South Korean National Intelligence Director Won Sei-hoon yesterday told lawmakers that North Korea may be planning another attack, Yonhap News reported.

Artillery Drills

South Korea’s military may carry out further artillery drills next week similar to those that sparked the North Korean shelling, according to Yonhap News, which cited government officials it didn’t identify. An official at the Joint Chiefs of Staff and another at the Defense Ministry said today that no decision has been made. Both requested anonymity, citing government policy.

The North said the shelling was a response to “military provocation” after the South fired into waters that it claims as its own. Two soldiers and two civilians died in the barrage, which shattered the windows in a school and torched houses in the fishing community and military base.

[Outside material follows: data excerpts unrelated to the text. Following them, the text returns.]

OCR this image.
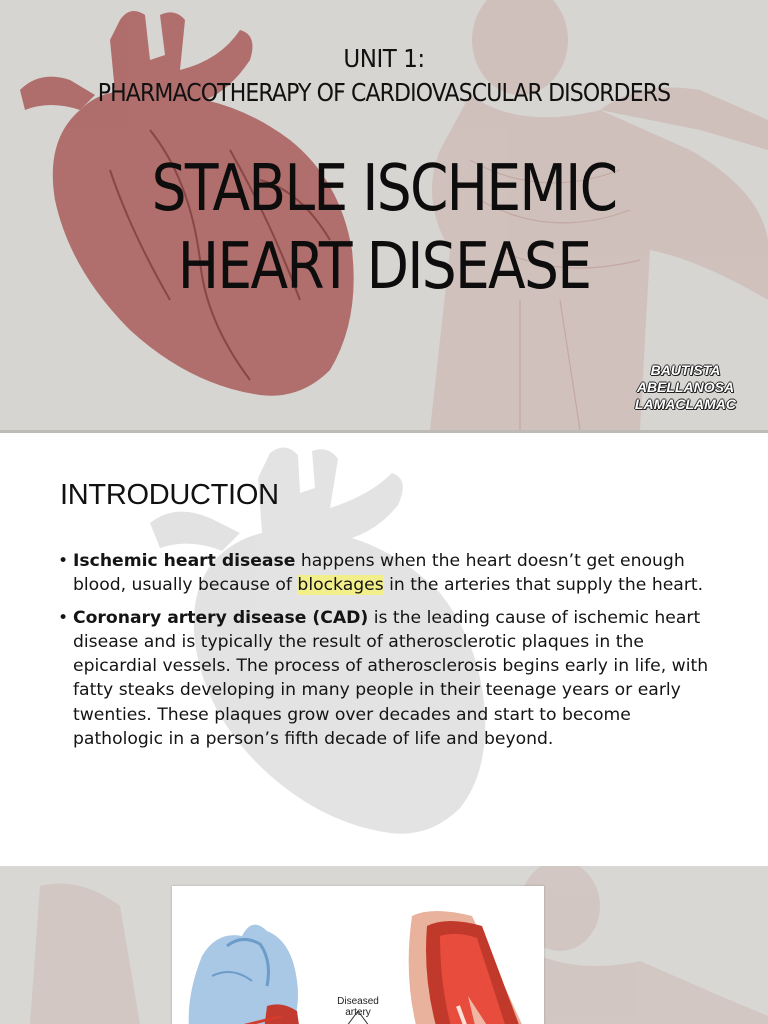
UNIT 1:
PHARMACOTHERAPY OF CARDIOVASCULAR DISORDERS
STABLE ISCHEMIC
HEART DISEASE
BAUTISTA
ABELLANOSA
LAMACLAMAC
INTRODUCTION
• Ischemic heart disease happens when the heart doesn’t get enough blood, usually because of blockages in the arteries that supply the heart.
• Coronary artery disease (CAD) is the leading cause of ischemic heart disease and is typically the result of atherosclerotic plaques in the epicardial vessels. The process of atherosclerosis begins early in life, with fatty steaks developing in many people in their teenage years or early twenties. These plaques grow over decades and start to become pathologic in a person’s fifth decade of life and beyond.
Diseased
artery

North Korea’s state-run news service said the government urged the South to call off exercises in the area and warned of a military response to infringement of its “inviolable territorial” waters. The North doesn’t recognize the maritime border laid out after the 1950-53 Korean War.

China on Nov. 28 proposed “emergency consultations” with negotiators from the two Koreas, Japan, Russia and the U.S. to defuse tensions. Negotiations among the six countries aimed at getting North Korea to abandon its nuclear program have been stalled since April 2009.

“The talks we’re proposing aren’t a formal meeting, so this shouldn’t be difficult for anyone,” Yu said, adding that Russia supported the proposal. “Only when dialogue begins can there be the possibility of solving problems.”